How Anycast IP Routing Is Used at MaxCDN
December 5, 2013 | Mike Czarny
There’s often a lot of confusion about how Anycast IP routing works for DNS and HTTP requests. We wanted to highlight the difference between the two scenarios and give a quick background on the technology itself.
AnyCast vs. Unicast IP Addresses
Think of an IP address like a phone number. A traditional (unicast) IP is like a direct line to a set location. In a large city, every police station might have its own phone number. If one department has technical issues (the phone gets disconnected), people can’t get the service they need.
Clearly, this isn’t a good setup for critical infrastructure (for your business, your website is critical infrastructure).
Anycast works like a globally recognized phone number, similar to 911. When you dial 911, the phone network connects you to the closest available Public Safety Answering Point. In California? Use 911. Going to Maine? Use 911. On a cell phone in Hawaii? Use 911.
It doesn’t matter where you are, or which departments are offline: you’ll get the routed to the closest available provider. Service providers can hop on or off the network as their availability changes, and users can keep dialing the same number.
Anycast DNS provides the same benefit for your servers: visitors asking for a certain IP (18.104.22.168) are directed to the nearest available server that’s configured to respond to that IP.
Speed, speed, speed: Always connects to the closest MaxCDN location
Intrinsic load-balancing and DDoS mitigation
Matches users and service providers on all continents and locations
Did we mention speed?
Any main reason you wouldn’t use Anycast? Managing the setup.
Just like any other failover system, it takes effort to configure and maintain, updating configurations as servers are added or removed. Lucky for you, we handle the management, so you simply get to enjoy the benefits of low-latency, high-redundancy servers.
Anycast for DNS and HTTP Requests
Let’s see how Anycast works under the hood. When a user makes a request for a file such as http://cdn.example.com/image.png, there are two connections:
DNS request to the name server: What is the IP address of cdn.example.com?
Object request on the server: What are the contents of image.png?
Without Anycast, these lookups can be inefficient: users could connect to servers that are around the world, instead of the nearest location. (It’s possible to use DNS indirection layers to mitigate the problem, but they shouldn’t be relied on exclusively; at MaxCDN we combine DNS indirection with multiple Anycast networks.)
Anycast for DNS requests
When a user wants to access cdn.example.com, they must get the actual IP address using a DNS resolver at their ISP. This resolver could be anywhere on the internet, and it goes up to the authoritative domain to get the IP, return it to the visitor, and cache it for future use.

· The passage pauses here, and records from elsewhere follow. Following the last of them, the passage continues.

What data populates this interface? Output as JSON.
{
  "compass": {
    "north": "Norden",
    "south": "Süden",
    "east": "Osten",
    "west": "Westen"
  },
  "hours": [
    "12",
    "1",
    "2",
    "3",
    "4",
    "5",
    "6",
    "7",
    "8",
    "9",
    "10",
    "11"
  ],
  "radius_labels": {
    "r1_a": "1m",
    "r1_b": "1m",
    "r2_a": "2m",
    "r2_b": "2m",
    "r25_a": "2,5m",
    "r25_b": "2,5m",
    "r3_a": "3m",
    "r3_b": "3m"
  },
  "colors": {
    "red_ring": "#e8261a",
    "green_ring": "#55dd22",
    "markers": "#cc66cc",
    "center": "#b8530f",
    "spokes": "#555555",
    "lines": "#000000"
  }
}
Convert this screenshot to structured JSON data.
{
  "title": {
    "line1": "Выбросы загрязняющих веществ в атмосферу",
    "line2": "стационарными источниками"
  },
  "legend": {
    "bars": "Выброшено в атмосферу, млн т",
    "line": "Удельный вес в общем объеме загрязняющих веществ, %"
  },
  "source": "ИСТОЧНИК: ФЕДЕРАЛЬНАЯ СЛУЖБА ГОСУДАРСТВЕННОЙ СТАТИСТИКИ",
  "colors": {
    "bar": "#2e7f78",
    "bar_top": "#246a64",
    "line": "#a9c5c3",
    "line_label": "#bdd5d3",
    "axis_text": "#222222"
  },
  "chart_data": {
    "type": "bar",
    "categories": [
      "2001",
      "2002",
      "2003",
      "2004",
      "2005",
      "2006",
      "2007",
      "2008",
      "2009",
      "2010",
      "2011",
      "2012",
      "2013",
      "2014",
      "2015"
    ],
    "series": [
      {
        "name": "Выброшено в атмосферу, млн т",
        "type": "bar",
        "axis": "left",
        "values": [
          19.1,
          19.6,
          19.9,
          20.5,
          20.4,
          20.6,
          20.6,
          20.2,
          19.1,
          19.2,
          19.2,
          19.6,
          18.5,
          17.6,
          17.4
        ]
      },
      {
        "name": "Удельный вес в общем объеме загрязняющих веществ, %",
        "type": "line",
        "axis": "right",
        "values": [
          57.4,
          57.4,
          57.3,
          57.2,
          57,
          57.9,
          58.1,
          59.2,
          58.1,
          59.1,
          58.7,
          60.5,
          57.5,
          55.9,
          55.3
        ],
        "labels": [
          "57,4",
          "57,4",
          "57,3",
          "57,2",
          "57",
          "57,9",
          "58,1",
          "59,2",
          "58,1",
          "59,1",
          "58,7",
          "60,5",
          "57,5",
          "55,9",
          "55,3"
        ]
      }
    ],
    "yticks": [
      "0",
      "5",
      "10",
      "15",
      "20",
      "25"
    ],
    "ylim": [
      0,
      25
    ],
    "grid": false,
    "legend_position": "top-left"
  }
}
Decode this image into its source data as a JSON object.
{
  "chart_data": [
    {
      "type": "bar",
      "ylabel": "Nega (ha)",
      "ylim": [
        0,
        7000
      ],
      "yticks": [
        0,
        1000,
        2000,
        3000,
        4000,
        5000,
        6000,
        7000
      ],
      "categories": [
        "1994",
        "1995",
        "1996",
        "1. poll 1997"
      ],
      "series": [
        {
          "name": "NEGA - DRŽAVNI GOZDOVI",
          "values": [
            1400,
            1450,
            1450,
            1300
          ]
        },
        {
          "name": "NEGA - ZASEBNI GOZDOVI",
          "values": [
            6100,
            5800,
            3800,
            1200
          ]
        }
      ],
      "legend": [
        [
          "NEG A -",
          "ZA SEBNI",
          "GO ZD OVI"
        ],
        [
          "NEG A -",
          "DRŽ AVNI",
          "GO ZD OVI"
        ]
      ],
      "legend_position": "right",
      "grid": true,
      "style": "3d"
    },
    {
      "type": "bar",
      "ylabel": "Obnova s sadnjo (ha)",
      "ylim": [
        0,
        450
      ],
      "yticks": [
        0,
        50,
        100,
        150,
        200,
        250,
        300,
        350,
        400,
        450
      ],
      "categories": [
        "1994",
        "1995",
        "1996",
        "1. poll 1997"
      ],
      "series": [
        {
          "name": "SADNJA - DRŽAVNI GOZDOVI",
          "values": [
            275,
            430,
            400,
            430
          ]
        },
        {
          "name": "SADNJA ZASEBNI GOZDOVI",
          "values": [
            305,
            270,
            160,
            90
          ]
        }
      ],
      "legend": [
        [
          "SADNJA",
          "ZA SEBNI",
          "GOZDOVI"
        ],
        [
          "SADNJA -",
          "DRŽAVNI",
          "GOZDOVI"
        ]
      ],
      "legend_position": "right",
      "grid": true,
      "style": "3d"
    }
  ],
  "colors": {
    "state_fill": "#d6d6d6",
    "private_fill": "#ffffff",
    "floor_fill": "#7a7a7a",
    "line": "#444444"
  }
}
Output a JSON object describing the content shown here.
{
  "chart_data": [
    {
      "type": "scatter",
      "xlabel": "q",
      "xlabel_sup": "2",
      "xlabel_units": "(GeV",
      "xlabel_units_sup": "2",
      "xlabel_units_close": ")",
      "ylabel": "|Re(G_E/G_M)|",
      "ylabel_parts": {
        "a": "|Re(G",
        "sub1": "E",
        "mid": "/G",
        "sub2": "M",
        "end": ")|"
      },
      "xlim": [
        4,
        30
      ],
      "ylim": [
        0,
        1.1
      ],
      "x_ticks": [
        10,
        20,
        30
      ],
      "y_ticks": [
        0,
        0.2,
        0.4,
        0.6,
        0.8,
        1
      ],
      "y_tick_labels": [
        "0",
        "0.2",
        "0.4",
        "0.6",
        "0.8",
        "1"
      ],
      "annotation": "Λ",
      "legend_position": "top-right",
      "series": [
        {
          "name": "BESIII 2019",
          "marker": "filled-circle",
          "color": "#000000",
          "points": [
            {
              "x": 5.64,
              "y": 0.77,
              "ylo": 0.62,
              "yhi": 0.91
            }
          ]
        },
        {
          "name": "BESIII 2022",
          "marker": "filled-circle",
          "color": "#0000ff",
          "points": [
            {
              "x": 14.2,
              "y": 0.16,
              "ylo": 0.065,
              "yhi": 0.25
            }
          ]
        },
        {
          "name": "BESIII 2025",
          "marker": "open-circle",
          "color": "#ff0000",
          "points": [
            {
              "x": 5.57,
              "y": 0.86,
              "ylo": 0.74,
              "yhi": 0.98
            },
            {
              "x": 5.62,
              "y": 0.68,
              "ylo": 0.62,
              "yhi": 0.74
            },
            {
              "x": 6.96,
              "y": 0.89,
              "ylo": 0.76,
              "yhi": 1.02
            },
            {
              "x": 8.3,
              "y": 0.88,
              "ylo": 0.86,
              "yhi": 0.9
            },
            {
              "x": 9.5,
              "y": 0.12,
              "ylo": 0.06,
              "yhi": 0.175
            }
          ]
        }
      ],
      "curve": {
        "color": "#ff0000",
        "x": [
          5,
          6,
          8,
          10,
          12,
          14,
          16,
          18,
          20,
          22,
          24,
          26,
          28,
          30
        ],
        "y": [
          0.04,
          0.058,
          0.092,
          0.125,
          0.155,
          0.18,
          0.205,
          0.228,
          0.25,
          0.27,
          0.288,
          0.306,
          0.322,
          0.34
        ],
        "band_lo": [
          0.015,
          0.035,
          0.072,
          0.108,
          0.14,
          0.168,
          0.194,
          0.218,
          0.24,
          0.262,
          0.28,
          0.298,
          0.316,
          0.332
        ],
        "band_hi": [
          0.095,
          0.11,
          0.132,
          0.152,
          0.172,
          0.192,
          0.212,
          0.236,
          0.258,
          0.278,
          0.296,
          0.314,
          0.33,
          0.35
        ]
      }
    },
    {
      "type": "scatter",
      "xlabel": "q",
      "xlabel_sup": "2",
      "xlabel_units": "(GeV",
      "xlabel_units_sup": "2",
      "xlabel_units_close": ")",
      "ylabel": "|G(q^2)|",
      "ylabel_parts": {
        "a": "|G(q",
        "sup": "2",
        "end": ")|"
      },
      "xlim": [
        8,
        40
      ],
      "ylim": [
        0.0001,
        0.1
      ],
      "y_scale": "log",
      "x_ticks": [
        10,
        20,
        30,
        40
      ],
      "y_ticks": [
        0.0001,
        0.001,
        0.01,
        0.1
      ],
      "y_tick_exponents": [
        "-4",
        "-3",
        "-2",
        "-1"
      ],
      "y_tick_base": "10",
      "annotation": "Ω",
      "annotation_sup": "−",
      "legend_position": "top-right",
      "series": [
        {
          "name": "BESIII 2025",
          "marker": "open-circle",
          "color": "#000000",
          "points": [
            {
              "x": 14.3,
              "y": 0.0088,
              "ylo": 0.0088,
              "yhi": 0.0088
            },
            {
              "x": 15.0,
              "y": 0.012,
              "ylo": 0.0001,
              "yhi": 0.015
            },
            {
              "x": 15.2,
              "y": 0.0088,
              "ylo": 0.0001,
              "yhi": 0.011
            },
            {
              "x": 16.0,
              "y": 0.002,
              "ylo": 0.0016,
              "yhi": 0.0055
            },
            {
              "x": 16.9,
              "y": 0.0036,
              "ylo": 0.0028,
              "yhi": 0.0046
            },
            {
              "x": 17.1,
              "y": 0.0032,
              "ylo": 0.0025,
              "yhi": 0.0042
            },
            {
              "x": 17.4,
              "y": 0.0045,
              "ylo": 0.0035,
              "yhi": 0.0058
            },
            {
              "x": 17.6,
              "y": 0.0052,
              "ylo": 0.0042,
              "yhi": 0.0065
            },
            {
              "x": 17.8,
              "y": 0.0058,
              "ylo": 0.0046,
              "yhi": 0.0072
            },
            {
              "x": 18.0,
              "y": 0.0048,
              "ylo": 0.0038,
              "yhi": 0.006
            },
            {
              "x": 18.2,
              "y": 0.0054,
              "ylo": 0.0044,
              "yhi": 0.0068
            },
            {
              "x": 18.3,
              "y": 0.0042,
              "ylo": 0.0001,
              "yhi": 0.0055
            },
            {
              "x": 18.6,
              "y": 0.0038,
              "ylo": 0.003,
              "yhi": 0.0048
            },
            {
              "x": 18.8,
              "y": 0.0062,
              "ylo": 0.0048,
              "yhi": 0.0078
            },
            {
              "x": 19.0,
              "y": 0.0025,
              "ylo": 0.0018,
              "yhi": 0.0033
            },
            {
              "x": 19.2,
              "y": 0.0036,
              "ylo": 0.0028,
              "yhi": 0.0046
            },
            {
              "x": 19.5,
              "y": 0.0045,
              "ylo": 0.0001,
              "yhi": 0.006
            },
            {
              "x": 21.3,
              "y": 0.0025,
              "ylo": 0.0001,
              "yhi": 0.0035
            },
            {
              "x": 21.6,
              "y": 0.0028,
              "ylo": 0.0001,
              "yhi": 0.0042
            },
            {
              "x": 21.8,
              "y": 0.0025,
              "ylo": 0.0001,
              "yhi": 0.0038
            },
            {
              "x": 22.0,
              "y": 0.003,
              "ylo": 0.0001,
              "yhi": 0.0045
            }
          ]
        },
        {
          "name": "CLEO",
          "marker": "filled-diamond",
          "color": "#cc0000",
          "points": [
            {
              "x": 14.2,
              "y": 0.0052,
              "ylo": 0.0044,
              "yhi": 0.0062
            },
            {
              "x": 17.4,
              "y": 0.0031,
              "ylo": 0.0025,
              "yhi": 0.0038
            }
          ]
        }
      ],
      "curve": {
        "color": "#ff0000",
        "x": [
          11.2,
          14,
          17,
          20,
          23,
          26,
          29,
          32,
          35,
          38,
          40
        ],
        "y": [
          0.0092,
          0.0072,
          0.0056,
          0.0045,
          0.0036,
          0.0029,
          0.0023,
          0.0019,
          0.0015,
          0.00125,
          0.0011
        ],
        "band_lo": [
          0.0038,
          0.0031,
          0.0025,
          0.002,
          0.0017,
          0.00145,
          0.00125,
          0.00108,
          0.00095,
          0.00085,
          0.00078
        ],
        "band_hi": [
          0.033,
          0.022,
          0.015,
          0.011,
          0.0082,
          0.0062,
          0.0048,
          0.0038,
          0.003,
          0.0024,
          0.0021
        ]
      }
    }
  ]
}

Our customers often CNAME their domains to us, and we handle DNS resolutions by having a series of Anycast name servers available. When the user’s ISP is resolving the IP address, it’ll be served by our closest name server (wherever it is), providing the lowest latency DNS lookup time. Additionally, we have redundant DNS entries with two providers, who run their own Anycast networks.
Anycast for HTTP requests
Once the user has the IP for cdn.example.com, they’ll connect to that address to download a file or webpage. The IP our name server returns in the first step is actually an Anycast IP address.
When a user makes a request to the IP (on port 80, or 443 for SSL), they are connected to the closest location in our network that is announcing that IP, and gets the file.
In short, the user sees a speedup on both DNS lookups and file downloads. Often times, when I tell people that MaxCDN uses Anycast for HTTP requests, they ask how it’s possible. With the right Anycast setup and mix of providers, you can see how.
How Maintenance is Done
Updating servers is one of the tricky parts of managing an Anycast IP infrastructure. We handle this by stopping the announcement of an Anycast IP address for the entire datacenter, until it can be updated and brought online when ready. Bird and Exabgp are great tools for this.
As mentioned earlier, we incorporate a layer of DNS indirection to send users to nearby locations with a Geo database of Asian and Australian networks. We’re currently experimenting other DNS techniques to improve performance and blend multiple Anycast networks.
That’s how things work under the hood. From your customer’s perspective, Anycast simply means your website will respond quickly and maintain high availability.
PS: Tom Daly from Dyn gave a fantastic presentation on DNS performance at Velocity 2012 in SJC.